Pashinyan says Armenia ready to recognize Nagorno-Karabakh as part of Azerbaijan

By Mark Dovich

Prime Minister Nikol Pashinyan said Monday he is prepared to recognize that Azerbaijan’s territory includes Nagorno-Karabakh, provided that guarantees are made for the rights and security of the region’s Armenians.

It is the clearest signal Pashinyan has given yet that his administration is willing to recognize Azerbaijan’s claims to Nagorno-Karabakh as part of a peace deal between the two countries.
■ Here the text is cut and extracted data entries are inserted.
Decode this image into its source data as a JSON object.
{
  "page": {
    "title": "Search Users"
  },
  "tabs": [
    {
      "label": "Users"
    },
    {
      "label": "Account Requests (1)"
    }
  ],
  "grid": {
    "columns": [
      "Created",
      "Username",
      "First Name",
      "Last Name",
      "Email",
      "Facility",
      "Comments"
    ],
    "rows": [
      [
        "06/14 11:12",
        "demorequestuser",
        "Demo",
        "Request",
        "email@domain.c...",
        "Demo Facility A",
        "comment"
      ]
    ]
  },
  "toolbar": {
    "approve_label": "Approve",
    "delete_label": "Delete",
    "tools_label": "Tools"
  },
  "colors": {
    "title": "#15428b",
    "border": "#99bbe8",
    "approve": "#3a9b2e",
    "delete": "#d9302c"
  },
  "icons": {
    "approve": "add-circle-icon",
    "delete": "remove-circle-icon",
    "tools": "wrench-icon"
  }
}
“Armenia recognizes Azerbaijan’s territorial integrity of 86,600 square kilometers, assuming that Azerbaijan recognizes Armenia’s territorial integrity as 29,800 square kilometers,” Pashinyan told reporters at a press conference, adding that “86,600 square kilometers also includes Nagorno-Karabakh.”

He reiterated his position that direct talks between Stepanakert and Baku, supported by “international guarantees,” are needed to ensure the “rights and security” of Nagorno-Karabakh’s roughly 120,000 Armenians.

Otherwise, Pashinyan warned, “Azerbaijan will continue its policy of ethnic cleansing and genocide against Nagorno-Karabakh’s Armenians through the use of force.”

In a joint statement last week, Nagorno-Karabakh’s main political parties, together with Armenia’s leading opposition parties, preemptively rejected any peace deal that would see Azerbaijan take control of Nagorno-Karabakh as “devoid of any legal basis.”

The Armenian prime minister “does not have any authority to make such agreements,” they said.

Still, Pashinyan characterized ongoing peace talks with Azerbaijan as “intensive,” noting that “we hope to reach an agreement on the text as soon as possible and sign it,” without giving any concrete timeline.

Pashinyan is set to meet with Azerbaijani President Ilham Aliyev and Russian President Vladimir Putin in Russia on Thursday for their latest round of negotiations.

The meeting comes amid an uptick in diplomacy in the region, though high-level peace talks earlier this month in Washington and Brussels ended without any discernible progress. Pashinyan and Aliyev are also planning to meet next week in the Moldovan capital of Chișinău.

Decades of internationally mediated talks spearheaded by the Minsk Group, a body co-chaired by France, Russia, and the United States, have failed to reach a diplomatic solution to the conflict between Armenia and Azerbaijan.

The Minsk Group’s work has largely been frozen since Russia’s full-scale invasion of Ukraine early last year, prompting the European Union to take on a more active mediating role, alongside Russia and the United States.

Moscow has responded angrily to the increased role played by Brussels and Washington in the region, with Russian Foreign Minister Sergey Lavrov accusing the United States last week of working to “kick the Russians out” of Armenia.

Pashinyan hit back directly at those comments Monday, telling reporters “we are not receiving any signals from the West to break off relations with Russia or to oust Russia.”

At the same time, he refused to rule out the possibility that Armenia may leave the Collective Security Treaty Organization, a Russian-led military bloc, and condemned Russia for failing to ensure freedom of movement along the Lachin corridor.

In December, self-styled Azerbaijani environmental activists set up a roadblock on the Lachin corridor, the sole overland route linking Nagorno-Karabakh with Armenia, cutting the region off from the outside world.
Then last month, Azerbaijani border guards moved to set up a checkpoint on a different section of the road, in effect formalizing the blockade, now past its 160th day. It has led to severe shortages of energy, food, medicine, and other essentials across Nagorno-Karabakh.